I know that I haven't written to you in quite some time. What words I have cannot express how sorry I am, but permit me to try anyway.
I wear your ring always. It is a beautiful piece; you could be a fine artisan if you so wish. It reminds me that the distance between us is not as small and quiet as it seems.
I hope that you are doing well, truly. It is one of the small comforts to me that you were not on Ukatis during the rebellion. My other comfort is Makko Vyres ; we married privately several weeks before the insurrection.
I'm sorry that I didn't tell you sooner. Perhaps, even before, so that you could share in our joy as I know you would have wanted. The ceremony was small. Just us. I couldn't bring myself to do anything even remotely similar to the pomp of my first wedding.
Forgive my rambling.

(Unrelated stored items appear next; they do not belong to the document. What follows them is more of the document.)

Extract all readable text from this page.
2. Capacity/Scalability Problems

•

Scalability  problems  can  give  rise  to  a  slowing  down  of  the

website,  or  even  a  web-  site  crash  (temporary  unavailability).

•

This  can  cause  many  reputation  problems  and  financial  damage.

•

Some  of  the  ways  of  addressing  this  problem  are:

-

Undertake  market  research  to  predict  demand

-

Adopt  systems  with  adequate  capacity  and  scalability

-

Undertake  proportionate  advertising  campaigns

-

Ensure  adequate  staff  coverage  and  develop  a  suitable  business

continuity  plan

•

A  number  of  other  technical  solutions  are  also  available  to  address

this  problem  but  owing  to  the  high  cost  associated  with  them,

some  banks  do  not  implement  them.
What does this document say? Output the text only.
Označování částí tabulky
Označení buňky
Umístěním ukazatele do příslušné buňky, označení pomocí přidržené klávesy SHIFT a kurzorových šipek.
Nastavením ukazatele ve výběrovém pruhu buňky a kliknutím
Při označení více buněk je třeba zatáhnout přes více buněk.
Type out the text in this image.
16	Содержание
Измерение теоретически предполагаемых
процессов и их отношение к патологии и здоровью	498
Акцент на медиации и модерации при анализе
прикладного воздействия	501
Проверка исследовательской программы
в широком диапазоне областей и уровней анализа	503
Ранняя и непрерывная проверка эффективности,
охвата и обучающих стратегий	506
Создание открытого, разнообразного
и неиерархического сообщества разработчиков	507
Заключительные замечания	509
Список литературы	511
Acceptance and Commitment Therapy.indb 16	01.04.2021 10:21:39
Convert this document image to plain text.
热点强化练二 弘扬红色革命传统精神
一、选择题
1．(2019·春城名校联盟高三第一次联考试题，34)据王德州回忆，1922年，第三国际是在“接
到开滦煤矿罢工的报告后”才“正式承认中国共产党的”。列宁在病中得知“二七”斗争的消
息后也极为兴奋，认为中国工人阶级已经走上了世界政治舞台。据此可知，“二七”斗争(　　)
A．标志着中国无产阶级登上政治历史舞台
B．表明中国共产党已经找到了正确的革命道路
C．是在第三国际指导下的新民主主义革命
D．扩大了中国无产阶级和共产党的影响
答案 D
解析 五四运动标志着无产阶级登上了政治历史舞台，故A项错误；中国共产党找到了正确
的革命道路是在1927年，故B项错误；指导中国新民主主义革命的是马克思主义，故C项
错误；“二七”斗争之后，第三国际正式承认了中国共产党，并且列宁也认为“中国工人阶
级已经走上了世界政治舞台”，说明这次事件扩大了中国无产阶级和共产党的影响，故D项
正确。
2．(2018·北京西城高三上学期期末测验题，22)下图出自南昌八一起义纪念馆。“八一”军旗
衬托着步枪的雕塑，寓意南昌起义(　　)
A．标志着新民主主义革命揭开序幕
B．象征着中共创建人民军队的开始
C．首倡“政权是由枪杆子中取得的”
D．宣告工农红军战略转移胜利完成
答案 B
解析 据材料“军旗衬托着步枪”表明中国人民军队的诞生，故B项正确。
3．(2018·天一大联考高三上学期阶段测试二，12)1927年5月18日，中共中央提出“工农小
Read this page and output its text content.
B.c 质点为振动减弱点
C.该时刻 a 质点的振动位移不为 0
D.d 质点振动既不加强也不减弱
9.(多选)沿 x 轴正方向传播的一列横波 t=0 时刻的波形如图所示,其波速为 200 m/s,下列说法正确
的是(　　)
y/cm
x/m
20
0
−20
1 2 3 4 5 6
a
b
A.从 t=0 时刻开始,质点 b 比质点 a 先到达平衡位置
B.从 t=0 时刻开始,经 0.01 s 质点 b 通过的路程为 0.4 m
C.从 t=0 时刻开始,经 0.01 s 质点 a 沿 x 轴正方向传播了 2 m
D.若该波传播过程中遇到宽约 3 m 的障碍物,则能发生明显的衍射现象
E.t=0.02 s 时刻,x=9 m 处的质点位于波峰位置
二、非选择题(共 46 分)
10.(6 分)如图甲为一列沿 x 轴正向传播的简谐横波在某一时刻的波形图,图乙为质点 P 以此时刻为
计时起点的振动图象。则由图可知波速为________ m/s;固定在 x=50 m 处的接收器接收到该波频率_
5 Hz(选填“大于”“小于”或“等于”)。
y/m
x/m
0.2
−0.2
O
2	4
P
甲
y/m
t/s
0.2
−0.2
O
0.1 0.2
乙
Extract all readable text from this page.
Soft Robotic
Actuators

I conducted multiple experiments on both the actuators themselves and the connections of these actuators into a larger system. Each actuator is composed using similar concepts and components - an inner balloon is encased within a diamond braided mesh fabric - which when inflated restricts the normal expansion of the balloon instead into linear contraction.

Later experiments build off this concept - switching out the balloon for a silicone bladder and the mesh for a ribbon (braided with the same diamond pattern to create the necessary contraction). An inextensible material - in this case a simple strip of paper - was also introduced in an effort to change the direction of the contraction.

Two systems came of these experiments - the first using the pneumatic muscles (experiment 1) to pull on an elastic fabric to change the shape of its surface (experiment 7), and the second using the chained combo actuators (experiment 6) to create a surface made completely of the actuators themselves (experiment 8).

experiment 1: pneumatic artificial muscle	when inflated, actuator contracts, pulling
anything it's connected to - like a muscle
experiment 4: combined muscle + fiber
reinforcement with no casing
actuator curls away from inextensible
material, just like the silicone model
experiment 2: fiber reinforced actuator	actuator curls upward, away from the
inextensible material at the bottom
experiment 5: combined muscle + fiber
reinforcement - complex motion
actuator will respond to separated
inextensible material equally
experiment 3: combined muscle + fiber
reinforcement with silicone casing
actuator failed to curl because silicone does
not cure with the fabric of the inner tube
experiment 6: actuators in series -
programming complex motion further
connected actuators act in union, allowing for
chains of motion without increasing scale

There aren't enough hours in the day to do what needs to be done, so it has become difficult to find the time to write. I've composed a hundred letters to you in my head, but the words sit just out of reach every time I try and write. This is my first and final draft of my letter to you. I've only ever shown you what I wanted you to see me as; calm and unbothered. Unshakable. It felt necessary, given how strongly I wanted to shield you from the uglier aspects of our childhood.
From our father, too.
I know that you worry for me. I think you deserve to see me as I am. I don't know.
You've doubtlessly heard the news by now, but I wanted you to hear it from me, too. The Sith invaded our home. They did not bring fleets or stormtroopers, but used our own people as their soldiers. I will admit that the people's dissatisfaction for King Cholmondeley was not manufactured. It was real, and the Sith preyed on it, using darker aspects of the Force to fashion their discontent into a weapon. They did not care for Ukatis or her people, only to strike a blow to the Alliance and send a message to the worlds under her banner.
They burned our fields and released a potent toxin through the capital. Soldiers and civilians alike succumbed to a violent madness. Families ripped each other apart in the streets, in their own homes. The architect of this attack was a contemptible creature who calls himself Darth Nefaron .
You might've heard of father's death. You may have heard that it was I who slayed him. Both are true.
That vile Sith even had the gall to record such a thing and distribute it. Please do not look for the footage. I've come across it accidentally once or twice and it fills me with a pain so sinister each time.
He poisoned our father's mind, twisted it into something repulsive. A man may rebel against his King, but to hold a blade to his own wife's neck?
Know that I tried. Words did not work. When I saw him holding our mother hostage, I had to make a choice. I chose our mother. I chose Ukatis.
I am sorry that I took our father from you.
A Sith assassin took the King's life. The coward could not bring themselves to do the honorable thing and face the man in combat. Such is the way of the Sith. I pray that you do not cross paths with such ilk, but if you do, I have faith that you will do what is right.
Ukatis will rebuild, but it must also change.
I've convinced the upper court to reconvene the Council of Lords, which was disbanded before even I was born. This is a start; it will give representatives from each province a seat at the table, rather than only those in good graces with the King. Next will be reorganizing the flow of tax credits from the poorer territories and distribution of aid from the crown. The purpose of a ruling class is to care for those under their jurisdiction. That purpose will be restored.
Do you remember Fabian Albinac? A distant cousin of ours. In a few weeks, he will become King. He is a good man, and I have high hopes for his ability to be a fair and decent monarch.
Perhaps I am involving myself beyond what is appropriate for a Jedi. For a Ukatian noblewoman. But if I can help guide Ukatis toward a brighter future, then perhaps Ashla will forgive my sins.
Some of the Lords share my vision. Some look at me in disgust. Others in fear. But always, only ever if my back is turned. It is typical for the family of a traitor to be exiled, imprisoned, or put to death. My part in ending the rebellion and shameless advocacy for Ukatis' future has kept our line from further scrutiny. Publicly, at least.
I hope that you are eating well. I hope that wherever you are, you have good friends by your side, people who you can depend on while we're so far away from one another.
Mother would like it if you visited. Father was laid to rest at the estate. I have not yet visited his grave, but perhaps you would like to. If you do, let me know. I'll join you. I'll be here for a while.